Fresh Document Reveals How Ministry Of Humanitarian Affairs And Poverty Alleviation Disbursed ₦2.6billion To Five Contractors For Procurement, Packaging, And Distribution Of COVID-19 Palliatives Across Kano, Zamfara, And Abia States With No Evidence Of Implementation 

Secrets Reporters

A tempest of financial mismanagement has erupted at the Federal Ministry of Humanitarian Affairs and Poverty Alleviation, with the eye of the storm swirling around an eye-watering sum of ₦2.6 billion. 

The recently released audit findings have cast a damning shadow over the ministry’s handling of the National Home-Grown School Feeding Programme (NHGSFP) during the COVID-19 pandemic, raising concerns over payments made for ghost projects that never saw the light of day.

According to Paragraph 415 of the 2009 Financial Regulations, “money must not be spent merely because it has been voted”—a maxim seemingly ignored. Paragraph 708 further stipulates that “no payment should be made for services not yet performed or goods not yet supplied.” Yet, the audit uncovered six payments amounting to ₦2,617,090,786.00 disbursed to five contractors for the procurement, packaging, and distribution of COVID-19 palliatives across Kano, Zamfara, and Abia States—services for which no evidence of implementation exists.

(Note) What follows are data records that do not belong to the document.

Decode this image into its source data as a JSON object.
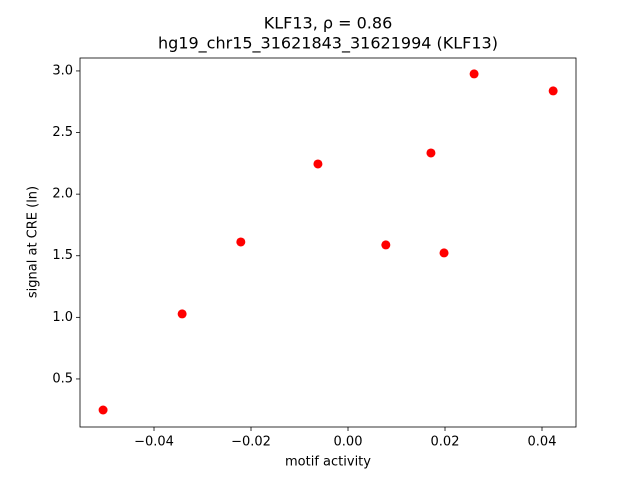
{
  "chart_data": {
    "type": "scatter",
    "title": "KLF13, ρ = 0.86",
    "subtitle": "hg19_chr15_31621843_31621994 (KLF13)",
    "x_label": "motif activity",
    "y_label": "signal at CRE (ln)",
    "color": "#ff0000",
    "x": [
      -0.0505,
      -0.0342,
      -0.0221,
      -0.0062,
      0.0078,
      0.0171,
      0.0198,
      0.026,
      0.0423
    ],
    "values": [
      0.248,
      1.028,
      1.612,
      2.245,
      1.588,
      2.334,
      1.523,
      2.976,
      2.838
    ],
    "xlim": [
      -0.05526,
      0.04701
    ],
    "ylim": [
      0.11,
      3.105
    ],
    "xticks": [
      {
        "value": -0.04,
        "label": "−0.04"
      },
      {
        "value": -0.02,
        "label": "−0.02"
      },
      {
        "value": 0,
        "label": "0.00"
      },
      0.02,
      0.04
    ],
    "yticks": [
      0.5,
      {
        "value": 1,
        "label": "1.0"
      },
      1.5,
      {
        "value": 2,
        "label": "2.0"
      },
      2.5,
      {
        "value": 3,
        "label": "3.0"
      }
    ],
    "grid": false
  }
}
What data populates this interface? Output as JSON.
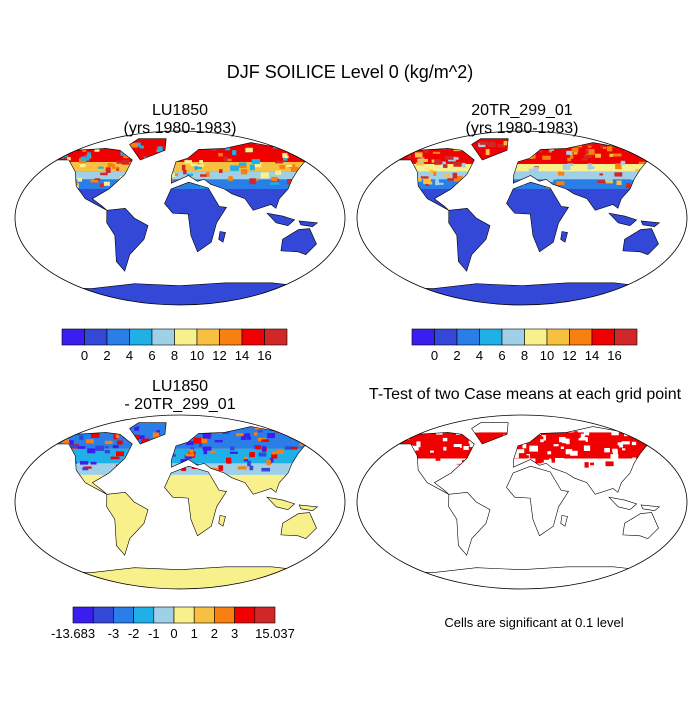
{
  "title": "DJF SOILICE Level 0 (kg/m^2)",
  "panels": [
    {
      "title": [
        "LU1850",
        "(yrs 1980-1983)"
      ],
      "colorbar": {
        "colors": [
          "#3a1ef0",
          "#3448d8",
          "#2a7ee8",
          "#20b0e8",
          "#a0d0e8",
          "#f8f08a",
          "#f8c040",
          "#f88010",
          "#f00000",
          "#d02828"
        ],
        "labels": [
          0,
          2,
          4,
          6,
          8,
          10,
          12,
          14,
          16
        ]
      }
    },
    {
      "title": [
        "20TR_299_01",
        "(yrs 1980-1983)"
      ],
      "colorbar": {
        "colors": [
          "#3a1ef0",
          "#3448d8",
          "#2a7ee8",
          "#20b0e8",
          "#a0d0e8",
          "#f8f08a",
          "#f8c040",
          "#f88010",
          "#f00000",
          "#d02828"
        ],
        "labels": [
          0,
          2,
          4,
          6,
          8,
          10,
          12,
          14,
          16
        ]
      }
    },
    {
      "title": [
        "LU1850",
        "- 20TR_299_01"
      ],
      "colorbar": {
        "colors": [
          "#3a1ef0",
          "#3448d8",
          "#2a7ee8",
          "#20b0e8",
          "#a0d0e8",
          "#f8f08a",
          "#f8c040",
          "#f88010",
          "#f00000",
          "#d02828"
        ],
        "labels": [
          -13.683,
          -3,
          -2,
          -1,
          0,
          1,
          2,
          3,
          15.037
        ]
      }
    },
    {
      "title": [
        "T-Test of two Case means at each grid point"
      ],
      "note": "Cells are significant at 0.1 level"
    }
  ]
}
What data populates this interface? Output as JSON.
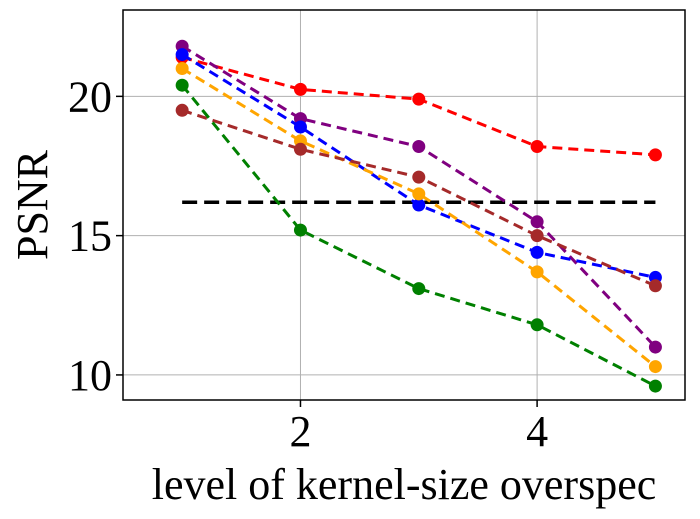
{
  "chart_data": {
    "type": "line",
    "title": "",
    "xlabel": "level of kernel-size overspec",
    "ylabel": "PSNR",
    "xlim": [
      0.5,
      5.25
    ],
    "ylim": [
      9.1,
      23.1
    ],
    "xticks": [
      2,
      4
    ],
    "yticks": [
      10,
      15,
      20
    ],
    "grid": true,
    "x": [
      1,
      2,
      3,
      4,
      5
    ],
    "series": [
      {
        "name": "red",
        "color": "#ff0000",
        "values": [
          21.4,
          20.25,
          19.9,
          18.2,
          17.9
        ]
      },
      {
        "name": "purple",
        "color": "#800080",
        "values": [
          21.8,
          19.2,
          18.2,
          15.5,
          11.0
        ]
      },
      {
        "name": "blue",
        "color": "#0000ff",
        "values": [
          21.5,
          18.9,
          16.1,
          14.4,
          13.5
        ]
      },
      {
        "name": "orange",
        "color": "#ffa500",
        "values": [
          21.0,
          18.4,
          16.5,
          13.7,
          10.3
        ]
      },
      {
        "name": "brown",
        "color": "#a52a2a",
        "values": [
          19.5,
          18.1,
          17.1,
          15.0,
          13.2
        ]
      },
      {
        "name": "green",
        "color": "#008000",
        "values": [
          20.4,
          15.2,
          13.1,
          11.8,
          9.6
        ]
      }
    ],
    "reference_line": {
      "name": "baseline",
      "color": "#000000",
      "value": 16.2,
      "x_range": [
        1,
        5
      ]
    }
  }
}
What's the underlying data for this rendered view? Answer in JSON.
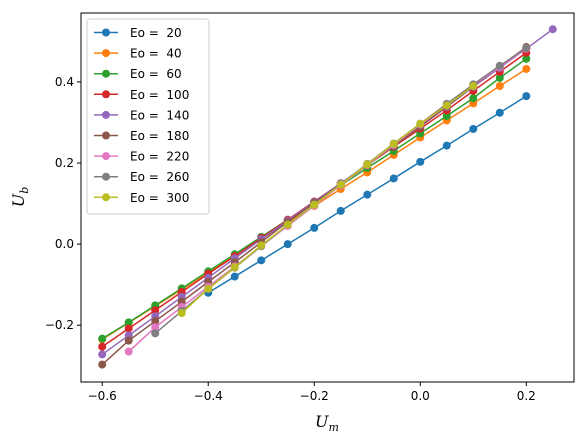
{
  "chart_data": {
    "type": "line",
    "title": "",
    "xlabel": "U",
    "xlabel_sub": "m",
    "ylabel": "U",
    "ylabel_sub": "b",
    "xlim": [
      -0.64,
      0.29
    ],
    "ylim": [
      -0.34,
      0.57
    ],
    "xticks": [
      -0.6,
      -0.4,
      -0.2,
      0.0,
      0.2
    ],
    "xtick_labels": [
      "−0.6",
      "−0.4",
      "−0.2",
      "0.0",
      "0.2"
    ],
    "yticks": [
      -0.2,
      0.0,
      0.2,
      0.4
    ],
    "ytick_labels": [
      "−0.2",
      "0.0",
      "0.2",
      "0.4"
    ],
    "grid": false,
    "legend_position": "top-left",
    "series": [
      {
        "name": "Eo =  20",
        "color": "#1f77b4",
        "x": [
          -0.4,
          -0.35,
          -0.3,
          -0.25,
          -0.2,
          -0.15,
          -0.1,
          -0.05,
          0.0,
          0.05,
          0.1,
          0.15,
          0.2
        ],
        "y": [
          -0.12,
          -0.08,
          -0.04,
          0.0,
          0.04,
          0.082,
          0.122,
          0.162,
          0.203,
          0.243,
          0.284,
          0.324,
          0.365
        ]
      },
      {
        "name": "Eo =  40",
        "color": "#ff7f0e",
        "x": [
          -0.6,
          -0.55,
          -0.5,
          -0.45,
          -0.4,
          -0.35,
          -0.3,
          -0.25,
          -0.2,
          -0.15,
          -0.1,
          -0.05,
          0.0,
          0.05,
          0.1,
          0.15,
          0.2
        ],
        "y": [
          -0.235,
          -0.194,
          -0.153,
          -0.112,
          -0.07,
          -0.029,
          0.012,
          0.053,
          0.094,
          0.136,
          0.177,
          0.22,
          0.263,
          0.305,
          0.347,
          0.39,
          0.432
        ]
      },
      {
        "name": "Eo =  60",
        "color": "#2ca02c",
        "x": [
          -0.6,
          -0.55,
          -0.5,
          -0.45,
          -0.4,
          -0.35,
          -0.3,
          -0.25,
          -0.2,
          -0.15,
          -0.1,
          -0.05,
          0.0,
          0.05,
          0.1,
          0.15,
          0.2
        ],
        "y": [
          -0.233,
          -0.193,
          -0.151,
          -0.109,
          -0.067,
          -0.025,
          0.018,
          0.06,
          0.102,
          0.145,
          0.188,
          0.23,
          0.273,
          0.316,
          0.36,
          0.41,
          0.457
        ]
      },
      {
        "name": "Eo =  100",
        "color": "#d62728",
        "x": [
          -0.6,
          -0.55,
          -0.5,
          -0.45,
          -0.4,
          -0.35,
          -0.3,
          -0.25,
          -0.2,
          -0.15,
          -0.1,
          -0.05,
          0.0,
          0.05,
          0.1,
          0.15,
          0.2
        ],
        "y": [
          -0.253,
          -0.208,
          -0.163,
          -0.118,
          -0.073,
          -0.03,
          0.015,
          0.06,
          0.105,
          0.15,
          0.195,
          0.24,
          0.285,
          0.33,
          0.378,
          0.425,
          0.472
        ]
      },
      {
        "name": "Eo =  140",
        "color": "#9467bd",
        "x": [
          -0.6,
          -0.55,
          -0.5,
          -0.45,
          -0.4,
          -0.35,
          -0.3,
          -0.25,
          -0.2,
          -0.15,
          -0.1,
          -0.05,
          0.0,
          0.05,
          0.1,
          0.15,
          0.2,
          0.25
        ],
        "y": [
          -0.272,
          -0.225,
          -0.178,
          -0.13,
          -0.083,
          -0.035,
          0.012,
          0.058,
          0.104,
          0.15,
          0.196,
          0.242,
          0.29,
          0.338,
          0.388,
          0.435,
          0.482,
          0.53
        ]
      },
      {
        "name": "Eo =  180",
        "color": "#8c564b",
        "x": [
          -0.6,
          -0.55,
          -0.5,
          -0.45,
          -0.4,
          -0.35,
          -0.3,
          -0.25,
          -0.2,
          -0.15,
          -0.1,
          -0.05,
          0.0,
          0.05,
          0.1,
          0.15,
          0.2
        ],
        "y": [
          -0.297,
          -0.238,
          -0.19,
          -0.142,
          -0.093,
          -0.045,
          0.005,
          0.055,
          0.102,
          0.148,
          0.195,
          0.243,
          0.29,
          0.34,
          0.39,
          0.438,
          0.486
        ]
      },
      {
        "name": "Eo =  220",
        "color": "#e377c2",
        "x": [
          -0.55,
          -0.5,
          -0.45,
          -0.4,
          -0.35,
          -0.3,
          -0.25,
          -0.2,
          -0.15,
          -0.1,
          -0.05,
          0.0,
          0.05,
          0.1,
          0.15,
          0.2
        ],
        "y": [
          -0.265,
          -0.205,
          -0.155,
          -0.105,
          -0.055,
          -0.005,
          0.045,
          0.095,
          0.145,
          0.195,
          0.245,
          0.295,
          0.342,
          0.392,
          0.437,
          0.482
        ]
      },
      {
        "name": "Eo =  260",
        "color": "#7f7f7f",
        "x": [
          -0.5,
          -0.45,
          -0.4,
          -0.35,
          -0.3,
          -0.25,
          -0.2,
          -0.15,
          -0.1,
          -0.05,
          0.0,
          0.05,
          0.1,
          0.15,
          0.2
        ],
        "y": [
          -0.22,
          -0.165,
          -0.11,
          -0.058,
          -0.005,
          0.048,
          0.098,
          0.148,
          0.198,
          0.248,
          0.297,
          0.346,
          0.394,
          0.44,
          0.484
        ]
      },
      {
        "name": "Eo =  300",
        "color": "#bcbd22",
        "x": [
          -0.45,
          -0.4,
          -0.35,
          -0.3,
          -0.25,
          -0.2,
          -0.15,
          -0.1,
          -0.05,
          0.0,
          0.05,
          0.1
        ],
        "y": [
          -0.17,
          -0.11,
          -0.057,
          -0.003,
          0.048,
          0.097,
          0.147,
          0.197,
          0.247,
          0.297,
          0.342,
          0.39
        ]
      }
    ]
  }
}
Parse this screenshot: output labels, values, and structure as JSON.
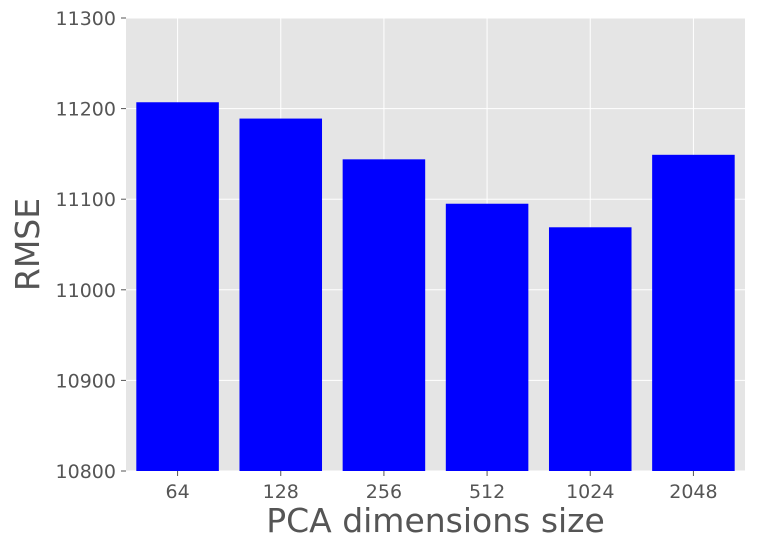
{
  "chart_data": {
    "type": "bar",
    "title": "",
    "xlabel": "PCA dimensions size",
    "ylabel": "RMSE",
    "categories": [
      "64",
      "128",
      "256",
      "512",
      "1024",
      "2048"
    ],
    "values": [
      11207,
      11189,
      11144,
      11095,
      11069,
      11149
    ],
    "ylim": [
      10800,
      11300
    ],
    "yticks": [
      "10800",
      "10900",
      "11000",
      "11100",
      "11200",
      "11300"
    ],
    "grid": true,
    "bar_color": "#0000ff",
    "plot_background": "#e5e5e5",
    "grid_color": "#ffffff"
  }
}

The breakdown of these shadowy transactions paints a grim picture. Four payment vouchers worth ₦2.08 billion were directed to three contractors for Kano State, while Zamfara and Abia States received ₦223.2 million and ₦315.4 million, respectively. 

Despite the hefty payouts, auditors found no tangible evidence to show that the funds translated into any meaningful interventions on the ground. The palliatives, it seems, vanished into thin air, leaving the intended beneficiaries stranded amid the chaos of the pandemic.

The revelations have triggered alarm bells about the potential diversion of public funds. With the payments unaccounted for, the situation reeks of financial impropriety, putting the ministry in a precarious position. The specter of paying for services not rendered hovers ominously over the findings, threatening to erode public trust in the government’s ability to manage funds intended for the nation’s most vulnerable.

In its defense, the ministry attributed the non-implementation of the programme to the “chaotic situation in the country during COVID-19.” A test run of the school feeding initiative in the Federal Capital Territory (FCT), they claim, was met with “public outcry and disdain,” leading to its suspension in other states. However, the audit report found this explanation wanting, deeming it inadequate to justify the massive financial outflows without results.

The auditors were unyielding in their stance, maintaining that the payments, until proven otherwise, represent a glaring breach of financial regulations. The report recommended that the Permanent Secretary of the ministry be called to account for the ₦2.6 billion before the Public Accounts Committees of the National Assembly. Furthermore, the funds must either be recovered and remitted to the Treasury or those responsible sanctioned under Paragraphs 3104 and 3115 of the Financial Regulations.

Observers have likened the payments to feeding phantom mouths, a cruel irony for a programme aimed at putting meals on real tables.